November 15th
For three years after she was diagnosed with multiple sclerosis in 1998, Ann Romney was miserable. An active mother of five, the disease so exhausted her, she could barely get out of bed.
But after that horrible time, Romney, wife of former presidential candidate Mitt Romney, began to bounce back. She has fared well since, supporting her husband on the campaign trail, doing charitable work and playing with her grandchildren.
Despite tremendous advances in medication, doctors still don’t know why the early stage of MS can wax and wane so much, and why some people with MS end up debilitated within a few years and others can continue to thrive for decades.

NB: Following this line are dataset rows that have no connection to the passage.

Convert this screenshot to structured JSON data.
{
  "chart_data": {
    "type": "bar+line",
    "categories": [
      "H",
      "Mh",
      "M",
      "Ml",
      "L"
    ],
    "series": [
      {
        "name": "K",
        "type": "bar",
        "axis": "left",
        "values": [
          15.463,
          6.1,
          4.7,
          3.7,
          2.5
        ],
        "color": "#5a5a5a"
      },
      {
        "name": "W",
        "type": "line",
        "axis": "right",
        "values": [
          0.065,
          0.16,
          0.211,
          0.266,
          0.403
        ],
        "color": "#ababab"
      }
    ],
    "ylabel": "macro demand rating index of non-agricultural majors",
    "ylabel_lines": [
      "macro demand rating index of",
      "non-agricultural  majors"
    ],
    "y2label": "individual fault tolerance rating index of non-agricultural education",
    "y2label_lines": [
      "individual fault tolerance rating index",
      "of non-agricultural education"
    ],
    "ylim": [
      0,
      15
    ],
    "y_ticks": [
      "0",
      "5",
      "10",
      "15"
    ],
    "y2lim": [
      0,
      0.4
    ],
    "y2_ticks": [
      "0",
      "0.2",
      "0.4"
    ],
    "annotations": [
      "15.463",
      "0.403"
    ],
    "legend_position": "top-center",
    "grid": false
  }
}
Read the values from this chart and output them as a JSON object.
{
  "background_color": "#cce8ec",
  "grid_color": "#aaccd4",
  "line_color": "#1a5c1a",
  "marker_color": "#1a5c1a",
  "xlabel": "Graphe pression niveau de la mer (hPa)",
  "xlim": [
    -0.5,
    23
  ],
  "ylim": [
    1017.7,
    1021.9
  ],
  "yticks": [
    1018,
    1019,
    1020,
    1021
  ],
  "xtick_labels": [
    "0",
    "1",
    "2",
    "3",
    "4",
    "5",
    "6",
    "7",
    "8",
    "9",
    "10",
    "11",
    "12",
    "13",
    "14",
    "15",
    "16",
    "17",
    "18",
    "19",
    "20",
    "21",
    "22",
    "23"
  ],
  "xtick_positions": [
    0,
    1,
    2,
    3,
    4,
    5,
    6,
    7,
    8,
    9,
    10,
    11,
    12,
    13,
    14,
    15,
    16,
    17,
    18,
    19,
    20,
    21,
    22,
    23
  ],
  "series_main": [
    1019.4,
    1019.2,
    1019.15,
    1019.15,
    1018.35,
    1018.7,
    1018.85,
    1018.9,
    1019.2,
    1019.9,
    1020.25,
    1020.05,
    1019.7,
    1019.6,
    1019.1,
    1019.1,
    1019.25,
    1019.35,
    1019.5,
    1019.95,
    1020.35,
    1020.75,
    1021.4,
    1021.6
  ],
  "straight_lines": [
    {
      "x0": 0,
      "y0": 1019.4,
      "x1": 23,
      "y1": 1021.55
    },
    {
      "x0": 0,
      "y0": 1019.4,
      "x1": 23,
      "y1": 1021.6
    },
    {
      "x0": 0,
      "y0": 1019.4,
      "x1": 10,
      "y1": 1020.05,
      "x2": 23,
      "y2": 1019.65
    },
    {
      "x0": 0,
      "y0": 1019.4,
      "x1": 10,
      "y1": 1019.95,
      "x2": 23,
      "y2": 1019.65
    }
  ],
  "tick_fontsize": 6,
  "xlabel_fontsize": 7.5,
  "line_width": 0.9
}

Romney has volunteered to be one of the first of 2,000 participants in a new study aimed at unraveling that mystery.
“We’re hoping this will serve as a foundation for understanding MS in the modern era in a way that has not been understood,” says Howard Weiner, director of the MS center at the Brigham and Women’s Hospital in Boston and co-principal investigator of the new SysteMS study.
The research is a collaborative effort from the Ann Romney Center for Neurologic Diseases at Brigham and Women’s Hospital in Boston; the drug company Biogen, which makes several MS medications; and Google, which will handle the sensor tracking and data analysis. Biogen and Google will cover the undisclosed cost of the multi-year SysteMS study.
Volunteers will wear activity sensors, answer frequent questionnaires and allow deep biologic profiling of their genes, immune activity, blood, urine, saliva and stool.